OPINION — From the time pioneers entered Washington County, water has been the biggest concern for local residents. My hometown of Hurricane was settled because farms that were built close to the Virgin River were continually flooded and destroyed by raging storm waters. The 5-mile canal that brought water to the Hurricane Valley allowed farming safely above the river, but it was a daunting undertaking that required unimaginable vision and determination.
Similar stories could be told about water projects all over Southern Utah. In 2006, the Utah Legislature showed an impressive commitment to Washington and Kane counties by passing the Lake Powell Pipeline Development Act with a vote of 96-1. The bill had tremendous support because members of the Legislature understood then, just as we understand now, that water is the most precious resource in our state.
The Utah Board of Water Resources has broad authority to finance, construct and operate large-scale water infrastructure projects. This includes contracting with local and regional water districts to develop the projects. Most communities in Utah have borrowed money from the board to finance a water project. The board has financed more than 1,000 water projects, and all outstanding loans are in the process of repayment.
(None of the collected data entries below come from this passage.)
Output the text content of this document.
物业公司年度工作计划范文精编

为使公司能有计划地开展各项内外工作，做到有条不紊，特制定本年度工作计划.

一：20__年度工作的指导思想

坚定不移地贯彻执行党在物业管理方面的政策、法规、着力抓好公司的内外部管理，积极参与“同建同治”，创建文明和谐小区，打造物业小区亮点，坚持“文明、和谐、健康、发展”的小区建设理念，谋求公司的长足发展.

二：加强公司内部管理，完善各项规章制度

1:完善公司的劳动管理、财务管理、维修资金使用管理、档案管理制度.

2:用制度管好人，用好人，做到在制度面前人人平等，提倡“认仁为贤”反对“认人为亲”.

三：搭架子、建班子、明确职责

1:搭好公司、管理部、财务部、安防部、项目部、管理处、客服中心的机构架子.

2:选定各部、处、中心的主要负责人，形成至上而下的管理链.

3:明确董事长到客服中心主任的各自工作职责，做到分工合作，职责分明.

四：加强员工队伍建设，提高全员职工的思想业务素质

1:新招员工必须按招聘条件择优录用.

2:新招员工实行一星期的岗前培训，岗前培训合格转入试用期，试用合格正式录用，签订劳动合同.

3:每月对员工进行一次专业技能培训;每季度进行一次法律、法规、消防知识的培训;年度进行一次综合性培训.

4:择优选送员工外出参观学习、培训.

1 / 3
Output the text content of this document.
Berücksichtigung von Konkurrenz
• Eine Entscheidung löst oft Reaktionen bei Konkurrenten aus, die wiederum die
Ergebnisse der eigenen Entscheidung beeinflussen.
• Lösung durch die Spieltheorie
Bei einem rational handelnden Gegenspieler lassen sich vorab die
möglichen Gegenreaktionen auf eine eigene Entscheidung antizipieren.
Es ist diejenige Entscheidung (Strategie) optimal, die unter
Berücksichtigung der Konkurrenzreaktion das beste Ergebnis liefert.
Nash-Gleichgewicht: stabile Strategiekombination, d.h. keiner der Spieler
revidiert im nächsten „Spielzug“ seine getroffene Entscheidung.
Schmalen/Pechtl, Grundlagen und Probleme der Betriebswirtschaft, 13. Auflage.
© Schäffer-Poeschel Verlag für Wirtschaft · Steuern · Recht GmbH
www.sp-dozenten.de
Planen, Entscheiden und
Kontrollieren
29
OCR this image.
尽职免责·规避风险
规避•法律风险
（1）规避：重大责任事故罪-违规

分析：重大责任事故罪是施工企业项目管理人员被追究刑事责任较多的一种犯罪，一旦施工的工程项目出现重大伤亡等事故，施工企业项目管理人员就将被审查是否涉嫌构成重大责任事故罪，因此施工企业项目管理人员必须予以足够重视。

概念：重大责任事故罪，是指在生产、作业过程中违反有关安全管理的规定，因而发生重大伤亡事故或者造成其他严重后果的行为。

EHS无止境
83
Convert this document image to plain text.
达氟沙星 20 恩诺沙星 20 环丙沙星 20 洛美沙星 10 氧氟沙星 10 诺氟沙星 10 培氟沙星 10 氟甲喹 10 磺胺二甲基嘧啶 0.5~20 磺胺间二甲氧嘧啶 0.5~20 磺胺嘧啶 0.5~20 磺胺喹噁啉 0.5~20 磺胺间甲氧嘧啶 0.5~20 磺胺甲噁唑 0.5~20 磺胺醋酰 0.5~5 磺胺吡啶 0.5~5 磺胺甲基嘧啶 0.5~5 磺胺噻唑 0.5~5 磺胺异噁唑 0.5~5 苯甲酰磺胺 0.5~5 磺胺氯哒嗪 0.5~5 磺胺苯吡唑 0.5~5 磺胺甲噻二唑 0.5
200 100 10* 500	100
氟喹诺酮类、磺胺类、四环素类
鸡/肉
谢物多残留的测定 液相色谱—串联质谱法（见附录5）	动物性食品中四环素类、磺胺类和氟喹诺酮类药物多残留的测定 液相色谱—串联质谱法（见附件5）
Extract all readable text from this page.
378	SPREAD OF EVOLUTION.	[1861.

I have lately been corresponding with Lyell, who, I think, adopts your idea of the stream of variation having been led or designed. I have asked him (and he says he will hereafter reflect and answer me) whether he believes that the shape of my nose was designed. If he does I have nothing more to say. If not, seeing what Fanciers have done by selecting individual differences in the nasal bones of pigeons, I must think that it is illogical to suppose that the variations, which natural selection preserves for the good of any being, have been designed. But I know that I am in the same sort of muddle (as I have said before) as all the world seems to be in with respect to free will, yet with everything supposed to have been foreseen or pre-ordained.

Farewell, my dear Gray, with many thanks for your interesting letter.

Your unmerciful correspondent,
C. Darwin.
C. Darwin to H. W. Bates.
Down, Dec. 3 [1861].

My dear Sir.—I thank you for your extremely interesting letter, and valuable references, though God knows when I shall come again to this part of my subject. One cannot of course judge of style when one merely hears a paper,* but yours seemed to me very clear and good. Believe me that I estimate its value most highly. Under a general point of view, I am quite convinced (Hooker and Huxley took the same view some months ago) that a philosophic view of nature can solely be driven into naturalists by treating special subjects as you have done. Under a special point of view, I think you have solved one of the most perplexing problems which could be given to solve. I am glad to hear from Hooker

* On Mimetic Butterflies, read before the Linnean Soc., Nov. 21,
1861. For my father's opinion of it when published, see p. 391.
The LPP is projected to cost between $1.1 and $1.8 billion. Alternatives to the LPP were studied as part of the FERC license application. The option of using Virgin River water and wastewater effluent – treated by reverse osmosis (an expensive process that removes salts) – and eliminating residential outdoor watering with potable (treated) water, was estimated to cost far more than the LPP.
The Washington County Water Conservancy District and Kane County Water Conservancy District have three methods of repaying the state, with interest, for its initial outlay of funds to pay for the project: impact fees, water rates and property taxes. In Washington County, a significant portion of repayment will come from impact fees – one-time fees collected from those who are developing property.
With lower water rates than other western cities, the districts can increase water rates at a measured pace. For example, an increase of $1 per 1,000 gallons, phased in at 10 cents per year over 10 years, translates into $1.57 billion in incremental water rate revenue through 2065 estimated water deliveries by Washington County Water Conservancy District. The current wholesale water rate in Washington County is $1.24 per 1,000 gallons, less than one penny per gallon of water.
A single generation shouldn’t be expected to pay for this water pipeline project. We are benefiting from the investments that our parents and grandparents made in the existing water system. By using bond funding, the cost of LPP will be spread over 50 years or more so that future beneficiaries will share in the investment. Having served my district for the past 17 years, I understand the specific benefits and challenges associated with the LPP. It’s with this responsibility and knowledge that I urge our residents to become informed about all aspects of this critical water supply project.
Submitted by BRAD LAST, Utah State Representative, Hurricane. Last currently serves as chair of the House of Representatives’ Executive Appropriations Committee.